There is no “one size fits all,” and you should not hire like there is. If you have a multitude of needs from a marketer, that’s fine. You can reasonably expect someone to be able to have two different skills, like graphic design and video editing. You might even find someone with three similar skills, like copy writing, SEO, and social media experience. BUT that’s it. Also, not every skill goes together. Good luck finding someone who is good at graphic design, and SEO, and campaign strategy, and editing. It’s not going to happen. So don’t expect to hire someone who’s going to be able to do everything, because they won’t be able to—or at least won’t be able to do all of it well.
- The cheapest option
If you hire someone for cheap, you’ll experience why they’re cheap. For your first hire, you will want to hire someone who has at least a little bit of experience, and you may want to hire a seasoned professional, depending on your needs. Hiring someone with experience has a price tag that is well earned. You will literally get what you pay for. Respect the job as much as you would a technician or a sales person, and you will find a quality hire.

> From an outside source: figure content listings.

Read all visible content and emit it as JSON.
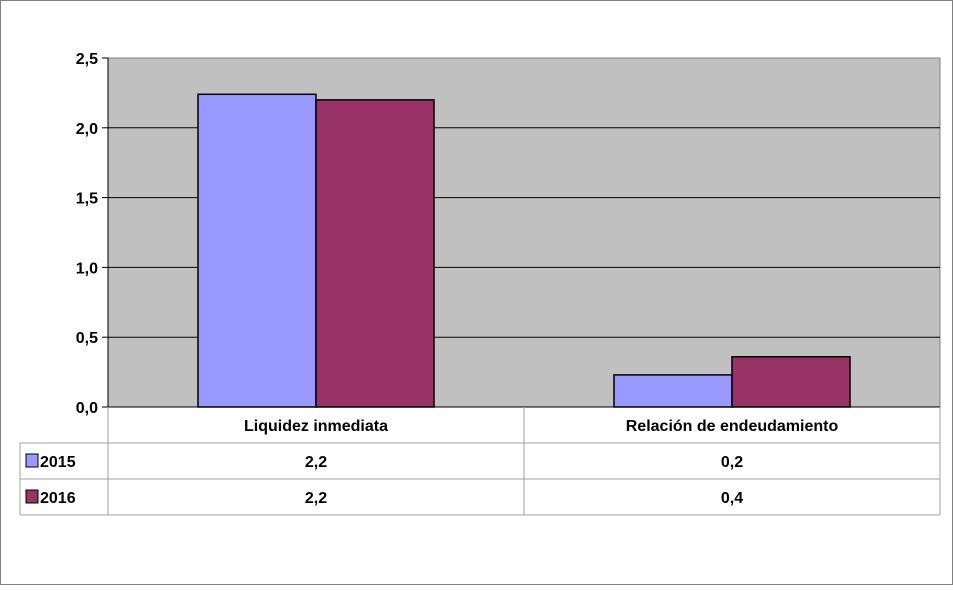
{
  "chart_data": {
    "type": "bar",
    "categories": [
      "Liquidez inmediata",
      "Relación de endeudamiento"
    ],
    "series": [
      {
        "name": "2015",
        "values": [
          2.24,
          0.23
        ],
        "color": "#9999ff"
      },
      {
        "name": "2016",
        "values": [
          2.2,
          0.36
        ],
        "color": "#993366"
      }
    ],
    "table_rows": [
      {
        "series": "2015",
        "labels": [
          "2,2",
          "0,2"
        ]
      },
      {
        "series": "2016",
        "labels": [
          "2,2",
          "0,4"
        ]
      }
    ],
    "y_ticks": [
      "0,0",
      "0,5",
      "1,0",
      "1,5",
      "2,0",
      "2,5"
    ],
    "ylim": [
      0,
      2.5
    ],
    "grid": true,
    "plot_background": "#c0c0c0",
    "legend": "data-table-left"
  }
}
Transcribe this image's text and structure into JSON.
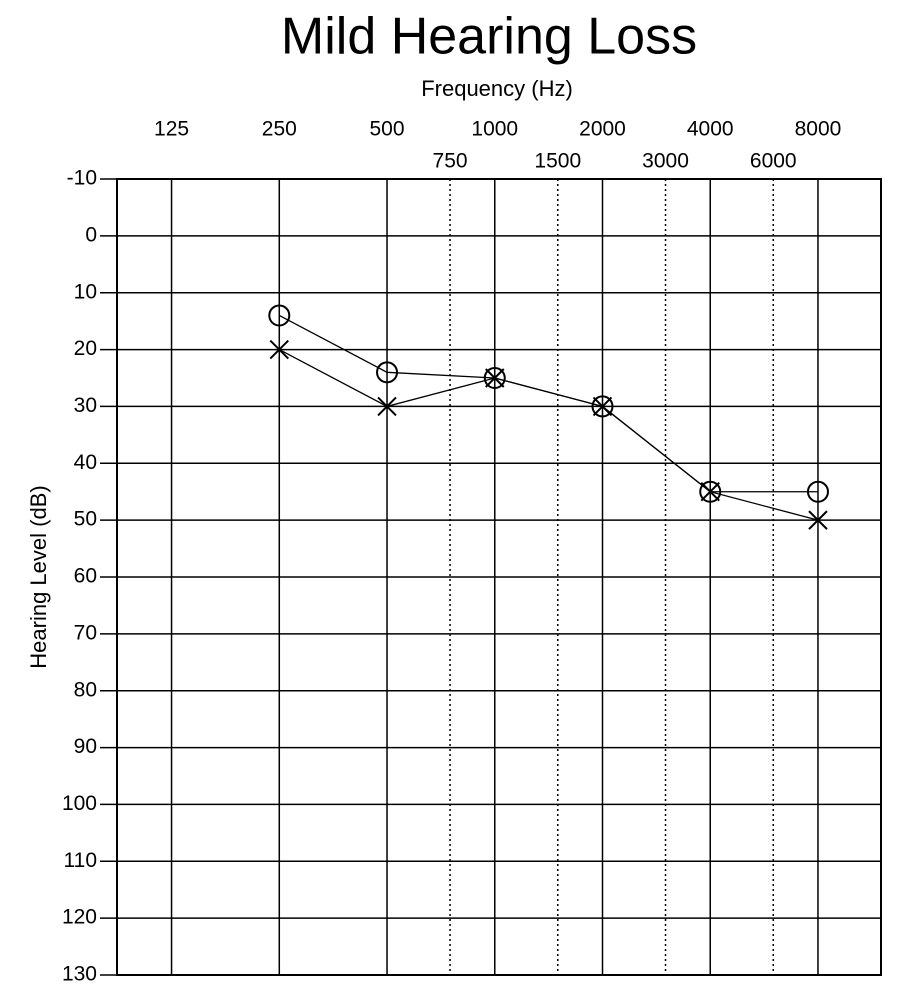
{
  "chart_data": {
    "type": "line",
    "title": "Mild Hearing Loss",
    "x_label": "Frequency (Hz)",
    "y_label": "Hearing Level (dB)",
    "x": [
      250,
      500,
      1000,
      2000,
      4000,
      8000
    ],
    "series": [
      {
        "marker": "circle",
        "color": "#000000",
        "values": [
          14,
          24,
          25,
          30,
          45,
          45
        ]
      },
      {
        "marker": "cross",
        "color": "#000000",
        "values": [
          20,
          30,
          25,
          30,
          45,
          50
        ]
      }
    ],
    "xscale": "log",
    "xlim": [
      88,
      12000
    ],
    "xticks": [
      125,
      250,
      500,
      1000,
      2000,
      4000,
      8000
    ],
    "xticks_minor": [
      750,
      1500,
      3000,
      6000
    ],
    "ylim": [
      -10,
      130
    ],
    "y_inverted": true,
    "yticks": [
      -10,
      0,
      10,
      20,
      30,
      40,
      50,
      60,
      70,
      80,
      90,
      100,
      110,
      120,
      130
    ],
    "grid": true,
    "title_color": "#5b5fc9"
  }
}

Something else to consider: As an MSP, you are essentially a contractor to SMBs. If you’re nervous about taking the plunge with a full-time employee on the tech side, do the same with marketing. Hire someone to start as a contractor, and make sure they’re a good company fit, that you have all the right needs that correspond with their skills, and that you are both happy with the outcome. This can sometimes help ease you into a hire in an industry that you’re not as familiar with.
At the end of the day, something is better than nothing. If you’ve clearly identified your need, the scope of work a marketer would fill, and you’re on your incline of business growth, then it’s time. Don’t let the unknown scare you off, because making your first marketing hire will be a breeze if you consider these tips.